На улице Карасевич был не такой нелюдим, хотя случалось, что во время разговора с Марией ни с того ни с сего замолкал на полуслове и без всяких объяснений, не попрощавшись, в одну секунду утратив ко всему интерес, вдруг поворачивался к ней спиной и уходил прочь.
Старый чудак умер год назад, и с тех пор эта квартира пустует. В следующей живет одна Мария, а сапожник Кршка, на сегодняшний день второй и последний обитатель дома номер тринадцать, занимает подвальную комнату под лестницей.
В конце галереи Мария останавливается, перехватывает сумку другой рукой, нагибается, вытаскивает из-под рогожки ключ, отпирает дверь и входит в кухню.
Она подходит к столу, выкладывает продукты из сумки и садится на стул. В ту же минуту опять раздается скрип ступенек, и следом за тем в кухонных дверях возникает сосед Кршка.
Сапожник здоровается:
— Добрый день, Марушка, — и, не дожидаясь приглашения, садится на стул у плиты.
Мария молча кивает вместо приветствия и только тогда возвращается к действительности (она все еще думала о Карасевиче).
— Я тебе молоко принесла. — Она показывает на белый пакет на столе.
— Две кроны?
— Две.
Сапожник вынимает из кармана затрепанный кошелек, негнущимися пальцами вытаскивает оттуда мелочь и отсчитывает две кроны. Потом встает, относит деньги на стол и опять возвращается к плите.
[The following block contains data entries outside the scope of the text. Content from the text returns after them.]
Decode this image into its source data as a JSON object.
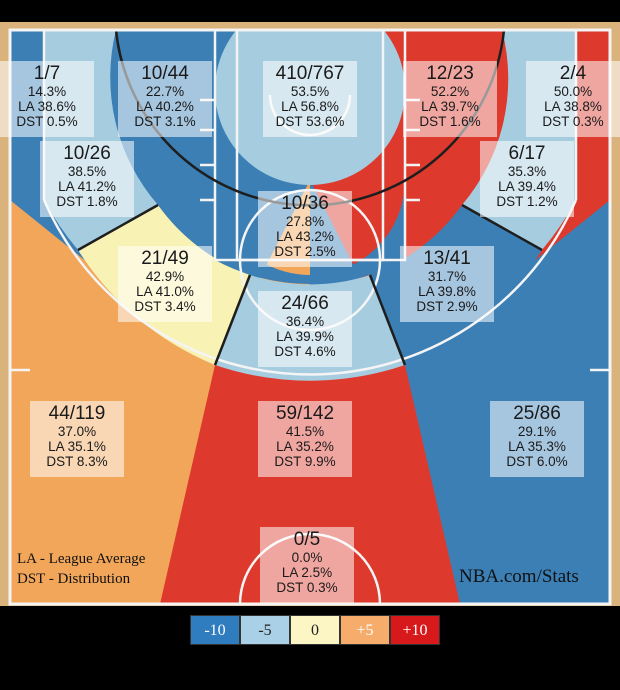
{
  "chart_data": {
    "type": "shot-chart",
    "zones": [
      {
        "id": "left-corner-3",
        "made": "1/7",
        "pct": "14.3%",
        "la": "LA 38.6%",
        "dst": "DST 0.5%",
        "diff": -24.3,
        "color": "#3b7fb5"
      },
      {
        "id": "left-wing-3",
        "made": "10/44",
        "pct": "22.7%",
        "la": "LA 40.2%",
        "dst": "DST 3.1%",
        "diff": -17.5,
        "color": "#3b7fb5"
      },
      {
        "id": "restricted-area",
        "made": "410/767",
        "pct": "53.5%",
        "la": "LA 56.8%",
        "dst": "DST 53.6%",
        "diff": -3.3,
        "color": "#a6cce0"
      },
      {
        "id": "right-wing-3",
        "made": "12/23",
        "pct": "52.2%",
        "la": "LA 39.7%",
        "dst": "DST 1.6%",
        "diff": 12.5,
        "color": "#dd3a2d"
      },
      {
        "id": "right-corner-3",
        "made": "2/4",
        "pct": "50.0%",
        "la": "LA 38.8%",
        "dst": "DST 0.3%",
        "diff": 11.2,
        "color": "#dd3a2d"
      },
      {
        "id": "left-baseline-mid",
        "made": "10/26",
        "pct": "38.5%",
        "la": "LA 41.2%",
        "dst": "DST 1.8%",
        "diff": -2.7,
        "color": "#a6cce0"
      },
      {
        "id": "paint",
        "made": "10/36",
        "pct": "27.8%",
        "la": "LA 43.2%",
        "dst": "DST 2.5%",
        "diff": -15.4,
        "color": "#3b7fb5"
      },
      {
        "id": "right-baseline-mid",
        "made": "6/17",
        "pct": "35.3%",
        "la": "LA 39.4%",
        "dst": "DST 1.2%",
        "diff": -4.1,
        "color": "#a6cce0"
      },
      {
        "id": "left-elbow-mid",
        "made": "21/49",
        "pct": "42.9%",
        "la": "LA 41.0%",
        "dst": "DST 3.4%",
        "diff": 1.9,
        "color": "#f8f2b4"
      },
      {
        "id": "right-elbow-mid",
        "made": "13/41",
        "pct": "31.7%",
        "la": "LA 39.8%",
        "dst": "DST 2.9%",
        "diff": -8.1,
        "color": "#3b7fb5"
      },
      {
        "id": "top-key-mid",
        "made": "24/66",
        "pct": "36.4%",
        "la": "LA 39.9%",
        "dst": "DST 4.6%",
        "diff": -3.5,
        "color": "#a6cce0"
      },
      {
        "id": "left-wing-above-break-3",
        "made": "44/119",
        "pct": "37.0%",
        "la": "LA 35.1%",
        "dst": "DST 8.3%",
        "diff": 1.9,
        "color": "#f2a65a"
      },
      {
        "id": "top-key-3",
        "made": "59/142",
        "pct": "41.5%",
        "la": "LA 35.2%",
        "dst": "DST 9.9%",
        "diff": 6.3,
        "color": "#dd3a2d"
      },
      {
        "id": "right-wing-above-break-3",
        "made": "25/86",
        "pct": "29.1%",
        "la": "LA 35.3%",
        "dst": "DST 6.0%",
        "diff": -6.2,
        "color": "#3b7fb5"
      },
      {
        "id": "backcourt",
        "made": "0/5",
        "pct": "0.0%",
        "la": "LA 2.5%",
        "dst": "DST 0.3%",
        "diff": -2.5,
        "color": "#dd3a2d"
      }
    ],
    "legend": [
      {
        "label": "-10",
        "color": "#2f7cbf"
      },
      {
        "label": "-5",
        "color": "#a9d0e6"
      },
      {
        "label": "0",
        "color": "#fbf6c3"
      },
      {
        "label": "+5",
        "color": "#f6ad6b"
      },
      {
        "label": "+10",
        "color": "#d7191c"
      }
    ]
  },
  "footnotes": [
    "LA - League Average",
    "DST - Distribution"
  ],
  "brand": "NBA.com/Stats",
  "court_color": "#d9b27c"
}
— Надела толстую кофту и все равно дрожу от холода. По утрам становится свежо.
— Да ведь осень на дворе, — отзывается сосед.
— Скоро надо будет топить.
— И не говори. — Кршка мрачнеет. Мысленно он уже представляет себе всю эту канитель с отоплением.
— Хорошо, что мы летом запаслись углем, — улыбается Мария.
— Почтальон приходил, молодой такой, в очках.
— Что ему было надо?
— Принес телеграмму Карасевичу.
— Телеграмму? — Мария крутит головой.
— Сказал, из-за границы.
— Кто ж это ему послал?
— Я говорю почтальону, мол, Карасевич уже тут не живет, а он спрашивает, где его искать. Я говорю, поищи его там вон, за Фулковым лесоскладом, а он — в новом, дескать, микрорайоне? На кладбище, говорю, а бестолковый почтаришка — в каком, дескать, корпусе? Слышь, спрашивает, в каком корпусе, ха-ха-ха. — Сапожник расхохотался.
— Телеграмма Карасевичу? — дивится Мария.
— Никак в толк не возьмет, думает, я ему про панельные многоэтажки, что за кладбищем, — продолжает сапожник. — Когда я сказал, что Карасевич помер, у него был вид как у ошпаренного. Потешный парень, этот почтальон, — говорит сапожник и закуривает.
— Я ни разу не получала телеграмм. А ты получал? — спрашивает Мария.
— Я? — Старик задумывается. — Как тебе сказать…
Оба некоторое время молчат. Первым заговаривает Кршка.
— А что, ничего нового не узнала? Будут сносить или нет?
Мария пожимает плечами.
— Столько домов сломать — не шуточное дело. Мне все не верится, что это правда. Ведь на это уйму денег надо. — Кршка сомневается в достоверности слухов, которые уже не один год волнуют его, Марию и многих других обитателей старого квартала. — Может, что и снесут, да только не все, — успокаивает он себя и соседку.